Ma modeste réaction à l'article "The EU after Ukraine"
Article long, riche, passionnant.
Tout particulièrement pour moi qui adore à bien des égards les États-Unis et le Royaume-Uni.
Pourtant, et vous lirez rarement ça de ma part, le passionnant point de vue développé dans l'article oppose de manière parfois un peu caricaturale les deux pôles occidentaux et démocratiques dans lesquels je me reconnais. Celui que je viens de citer, et celui que je considère comme mon pays: l'Europe.
Cette dernière, directement perçue par un prisme américain dans certains cas, ou plus indirectement en passant par le point de vue britannique, se retrouve parfois décrit avec un luxe inouï de détails, de références, de citations... Il est d'autant plus curieux que certains points pourtant essentiels soient au mieux effleurés, et abordés de façon laconique, au pire omis par légèreté, ou par manque de considération dans le pire des cas.
L'enthousiasme europhile n'est hélas abordé que sous l'angle de la caricature, car tout rejet de ce projet, ou même toute adhésion réservée, conditionnelle ou critique est aussitôt expédié au rayon ironiquement désigné sous le nom de "populisme".
Si toute aspiration européenne sociale, culturelle, etc est à peine survole, tout ce qui concerne l'économie est abondamment évoqué, au point que lire l'article sans recul ni sens critique pourrait laisser penser que l'Union Européenne se limiterait au marché unique, au très riche potentiel, mais parfois englué dans des contradictions presque insolubles.
Le paradoxe de cette Europe économique tiendrait dans sa volonté d'intégrer de plus en plus d'états dans l'Union, alors que les multiplicités culturelle, politique, économique se révélant chaque jour un peu plus rendrait l'entreprise de plus en plus improbable, ou condamnée à un succès incomplet et relatif dans le meilleur des cas.
Avec des arguments de qualité mais une sévérité à mes yeux bien excessive, l'article souligne par exemple les différences existant entre ces deux piliers de l'Union que sont la France et l'Allemagne. Le premier, très étatiste ( ou reposant sur la tradition d'un fort interventionnisme d'état), le second se situant dans une tradition de dialogue et de la recherche naturelle de la solution négociée, voire du consensus à tous les étages de la démocratie allemande.

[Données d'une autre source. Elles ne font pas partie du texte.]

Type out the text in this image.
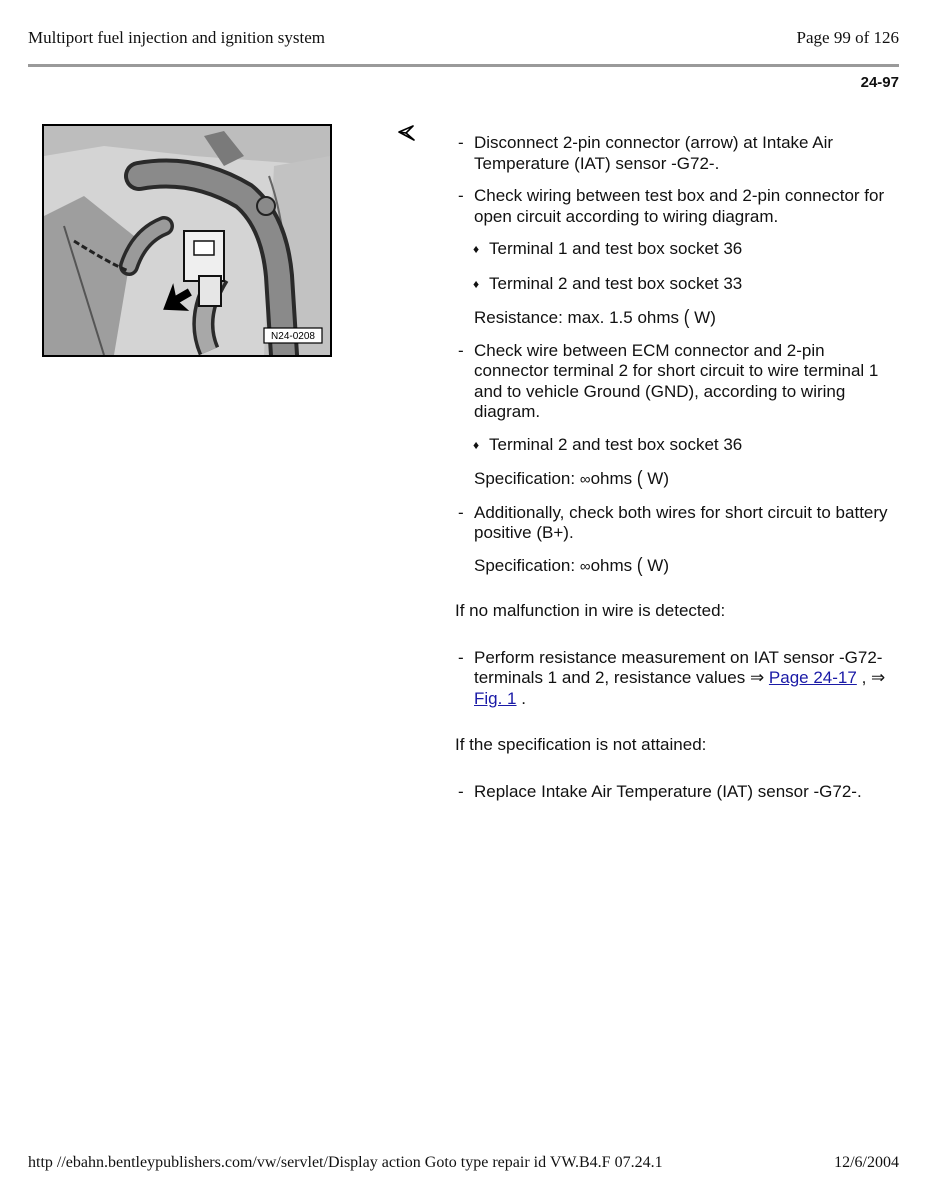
Multiport fuel injection and ignition system	Page 99 of 126
24-97
N24-0208
- Disconnect 2-pin connector (arrow) at Intake Air Temperature (IAT) sensor -G72-.
- Check wiring between test box and 2-pin connector for open circuit according to wiring diagram.
♦ Terminal 1 and test box socket 36
♦ Terminal 2 and test box socket 33
Resistance: max. 1.5 ohms ( W)
- Check wire between ECM connector and 2-pin connector terminal 2 for short circuit to wire terminal 1 and to vehicle Ground (GND), according to wiring diagram.
♦ Terminal 2 and test box socket 36
Specification: ∞ohms ( W)
- Additionally, check both wires for short circuit to battery positive (B+).
Specification: ∞ohms ( W)
If no malfunction in wire is detected:
- Perform resistance measurement on IAT sensor -G72- terminals 1 and 2, resistance values ⇒ Page 24-17 , ⇒ Fig. 1 .
If the specification is not attained:
- Replace Intake Air Temperature (IAT) sensor -G72-.
http //ebahn.bentleypublishers.com/vw/servlet/Display action Goto type repair id VW.B4.F 07.24.1	12/6/2004
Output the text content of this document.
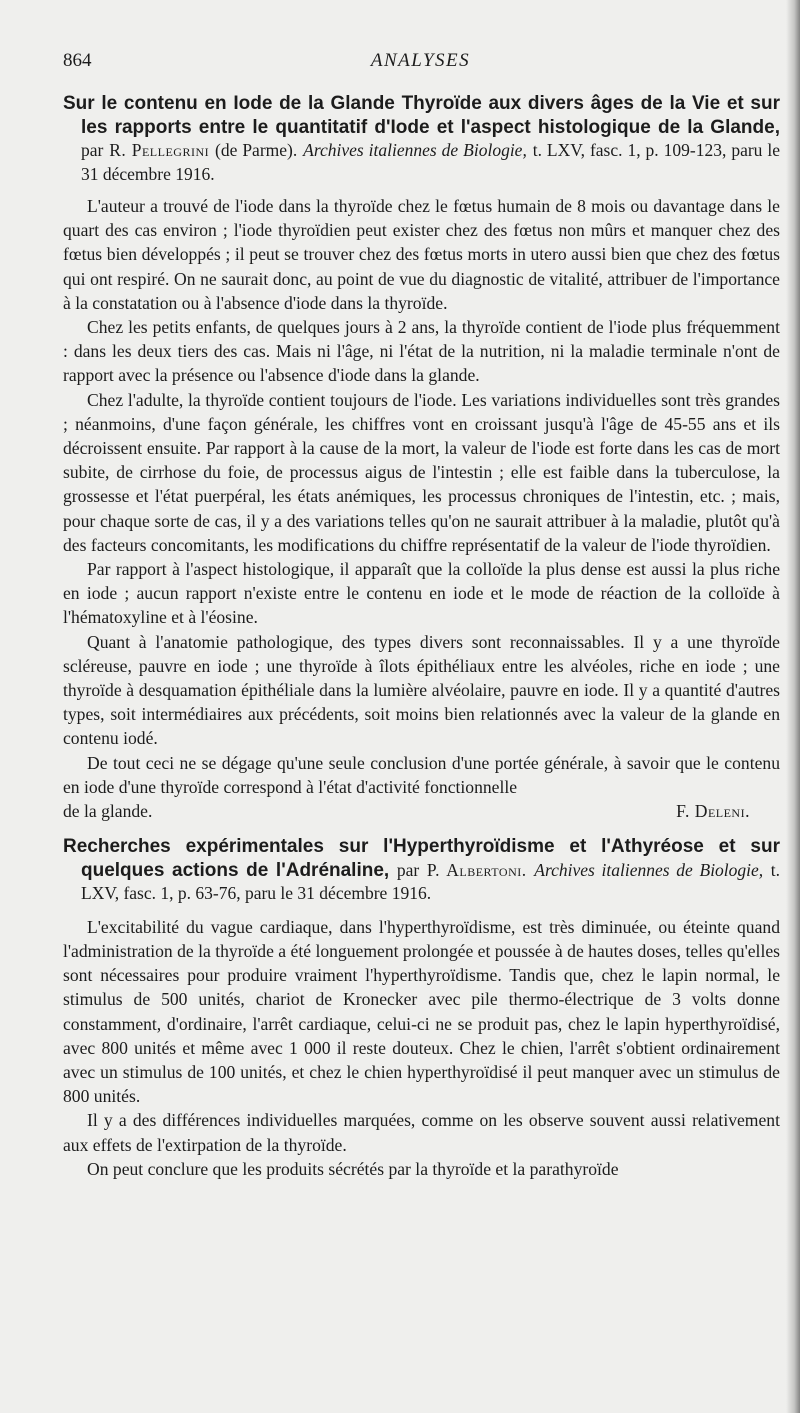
864	ANALYSES

Sur le contenu en Iode de la Glande Thyroïde aux divers âges de la Vie et sur les rapports entre le quantitatif d'Iode et l'aspect histologique de la Glande, par R. Pellegrini (de Parme). Archives italiennes de Biologie, t. LXV, fasc. 1, p. 109-123, paru le 31 décembre 1916.

L'auteur a trouvé de l'iode dans la thyroïde chez le fœtus humain de 8 mois ou davantage dans le quart des cas environ ; l'iode thyroïdien peut exister chez des fœtus non mûrs et manquer chez des fœtus bien développés ; il peut se trouver chez des fœtus morts in utero aussi bien que chez des fœtus qui ont respiré. On ne saurait donc, au point de vue du diagnostic de vitalité, attribuer de l'importance à la constatation ou à l'absence d'iode dans la thyroïde.

Chez les petits enfants, de quelques jours à 2 ans, la thyroïde contient de l'iode plus fréquemment : dans les deux tiers des cas. Mais ni l'âge, ni l'état de la nutrition, ni la maladie terminale n'ont de rapport avec la présence ou l'absence d'iode dans la glande.

Chez l'adulte, la thyroïde contient toujours de l'iode. Les variations individuelles sont très grandes ; néanmoins, d'une façon générale, les chiffres vont en croissant jusqu'à l'âge de 45-55 ans et ils décroissent ensuite. Par rapport à la cause de la mort, la valeur de l'iode est forte dans les cas de mort subite, de cirrhose du foie, de processus aigus de l'intestin ; elle est faible dans la tuberculose, la grossesse et l'état puerpéral, les états anémiques, les processus chroniques de l'intestin, etc. ; mais, pour chaque sorte de cas, il y a des variations telles qu'on ne saurait attribuer à la maladie, plutôt qu'à des facteurs concomitants, les modifications du chiffre représentatif de la valeur de l'iode thyroïdien.

Par rapport à l'aspect histologique, il apparaît que la colloïde la plus dense est aussi la plus riche en iode ; aucun rapport n'existe entre le contenu en iode et le mode de réaction de la colloïde à l'hématoxyline et à l'éosine.

Quant à l'anatomie pathologique, des types divers sont reconnaissables. Il y a une thyroïde scléreuse, pauvre en iode ; une thyroïde à îlots épithéliaux entre les alvéoles, riche en iode ; une thyroïde à desquamation épithéliale dans la lumière alvéolaire, pauvre en iode. Il y a quantité d'autres types, soit intermédiaires aux précédents, soit moins bien relationnés avec la valeur de la glande en contenu iodé.

De tout ceci ne se dégage qu'une seule conclusion d'une portée générale, à savoir que le contenu en iode d'une thyroïde correspond à l'état d'activité fonctionnelle

de la glande.	F. Deleni.

Recherches expérimentales sur l'Hyperthyroïdisme et l'Athyréose et sur quelques actions de l'Adrénaline, par P. Albertoni. Archives italiennes de Biologie, t. LXV, fasc. 1, p. 63-76, paru le 31 décembre 1916.

L'excitabilité du vague cardiaque, dans l'hyperthyroïdisme, est très diminuée, ou éteinte quand l'administration de la thyroïde a été longuement prolongée et poussée à de hautes doses, telles qu'elles sont nécessaires pour produire vraiment l'hyperthyroïdisme. Tandis que, chez le lapin normal, le stimulus de 500 unités, chariot de Kronecker avec pile thermo-électrique de 3 volts donne constamment, d'ordinaire, l'arrêt cardiaque, celui-ci ne se produit pas, chez le lapin hyperthyroïdisé, avec 800 unités et même avec 1 000 il reste douteux. Chez le chien, l'arrêt s'obtient ordinairement avec un stimulus de 100 unités, et chez le chien hyperthyroïdisé il peut manquer avec un stimulus de 800 unités.

Il y a des différences individuelles marquées, comme on les observe souvent aussi relativement aux effets de l'extirpation de la thyroïde.

On peut conclure que les produits sécrétés par la thyroïde et la parathyroïde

L'Union veut intégrer de plus en plus d'états dans son marché unique, selon ses propres standards (modernes et libéraux en diable, en gros), et se heurte à de telles difficultés croissantes que l'échec était inévitable.
Le plus spectaculaire à ce jour étant le Brexit.

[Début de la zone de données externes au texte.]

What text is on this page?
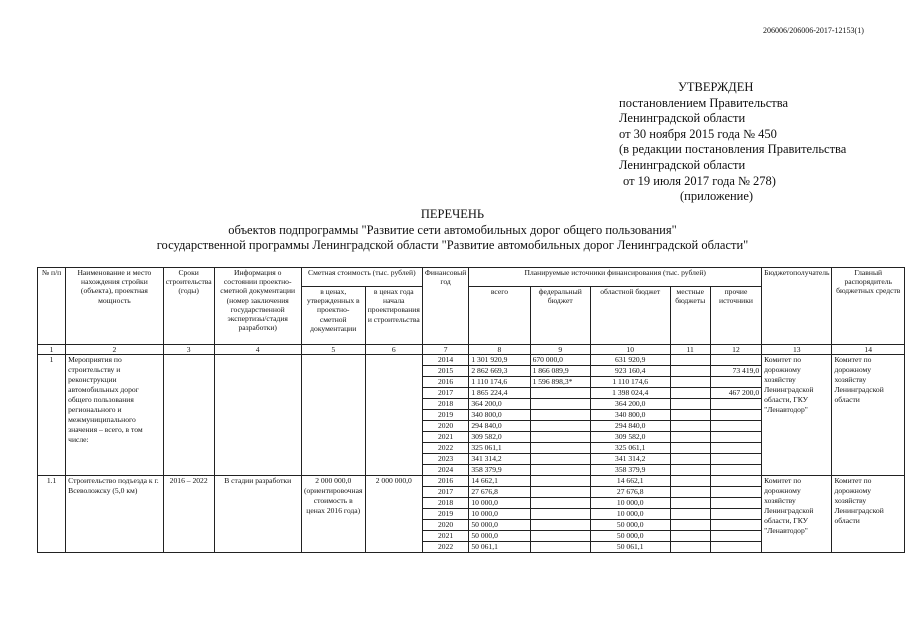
206006/206006-2017-12153(1)
УТВЕРЖДЕН
постановлением Правительства
Ленинградской области
от 30 ноября 2015 года № 450
(в редакции постановления Правительства
Ленинградской области
от 19 июля 2017 года № 278)
(приложение)
ПЕРЕЧЕНЬ
объектов подпрограммы "Развитие сети автомобильных дорог общего пользования"
государственной программы Ленинградской области "Развитие автомобильных дорог Ленинградской области"
№ п/п	Наименование и место нахождения стройки (объекта), проектная мощность	Сроки строительства (годы)	Информация о состоянии проектно-сметной документации (номер заключения государственной экспертизы/стадия разработки)	Сметная стоимость (тыс. рублей)		Финансовый год	Планируемые источники финансирования (тыс. рублей)					Бюджетополучатель	Главный распорядитель бюджетных средств
				в ценах, утвержденных в проектно-сметной документации	в ценах года начала проектирования и строительства		всего	федеральный бюджет	областной бюджет	местные бюджеты	прочие источники		
1	2	3	4	5	6	7	8	9	10	11	12	13	14
1	Мероприятия по строительству и реконструкции автомобильных дорог общего пользования регионального и межмуниципального значения – всего, в том числе:					2014	1 301 920,9	670 000,0	631 920,9			Комитет по дорожному хозяйству Ленинградской области, ГКУ "Ленавтодор"	Комитет по дорожному хозяйству Ленинградской области
						2015	2 862 669,3	1 866 089,9	923 160,4		73 419,0		
						2016	1 110 174,6	1 596 898,3*	1 110 174,6				
						2017	1 865 224,4		1 398 024,4		467 200,0		
						2018	364 200,0		364 200,0				
						2019	340 800,0		340 800,0				
						2020	294 840,0		294 840,0				
						2021	309 582,0		309 582,0				
						2022	325 061,1		325 061,1				
						2023	341 314,2		341 314,2				
						2024	358 379,9		358 379,9				
1.1	Строительство подъезда к г. Всеволожску (5,0 км)	2016 – 2022	В стадии разработки	2 000 000,0 (ориентировочная стоимость в ценах 2016 года)	2 000 000,0	2016	14 662,1		14 662,1			Комитет по дорожному хозяйству Ленинградской области, ГКУ "Ленавтодор"	Комитет по дорожному хозяйству Ленинградской области
						2017	27 676,8		27 676,8				
						2018	10 000,0		10 000,0				
						2019	10 000,0		10 000,0				
						2020	50 000,0		50 000,0				
						2021	50 000,0		50 000,0				
						2022	50 061,1		50 061,1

Là, l'article nous brosse presque une "belle histoire". La passion britannique pour le parlementarisme se serait trop souvent heurté à la rigidité de la bureaucratie européenne...
Comprenez plutôt que le cadre européen ne laissait pas au Royaume-Uni la marge de manoeuvre pour défendre ses propres intérêts économiques au mépris de toute autre considération... Ou presque.
Ce n'est pourtant pas faute d'avoir incessamment essayé d'obtenir le beurre et l'argent du beurre, non sans talent et parfois même avec succès.
Ici ma propre lecture de cette pseudo histoire d'amour s'étant mal terminée entre le Royaume-Uni et l'Union Européenne n'est pas foncièrement moins caricaturale, mais elle est toute autre, et plus triste.
Il s'agissait dès le départ d'un mariage de raison. En 1973, la motivation principale du Royaume-Uni pour intégrer l'Union Européenne était l'accès au Marché Unique, qui devait assurer la prospérité dde l'économie britannique. Et le présenter ainsi est encore assez aimable.
N'en déplaise à l'ironie de l'article à ce sujet, mais le Brexit est à mes yeux une sortie de route imputable essentiellement au populisme de l'époque, incarné par un Boris Johnson jadis europhile, mais plus brexiteur que tous dès qu'il fut question d'accéder au pouvoir et d'y rester... Un certain temps... "La maitrise de notre économie", "la maitrise de nos frontières" furent des mots d'ordres britanniques (entre autres, hélas... ) bien plus convaincants qu'une passion parlementarisme contrariée par la rigidité bureaucratique de l'Union.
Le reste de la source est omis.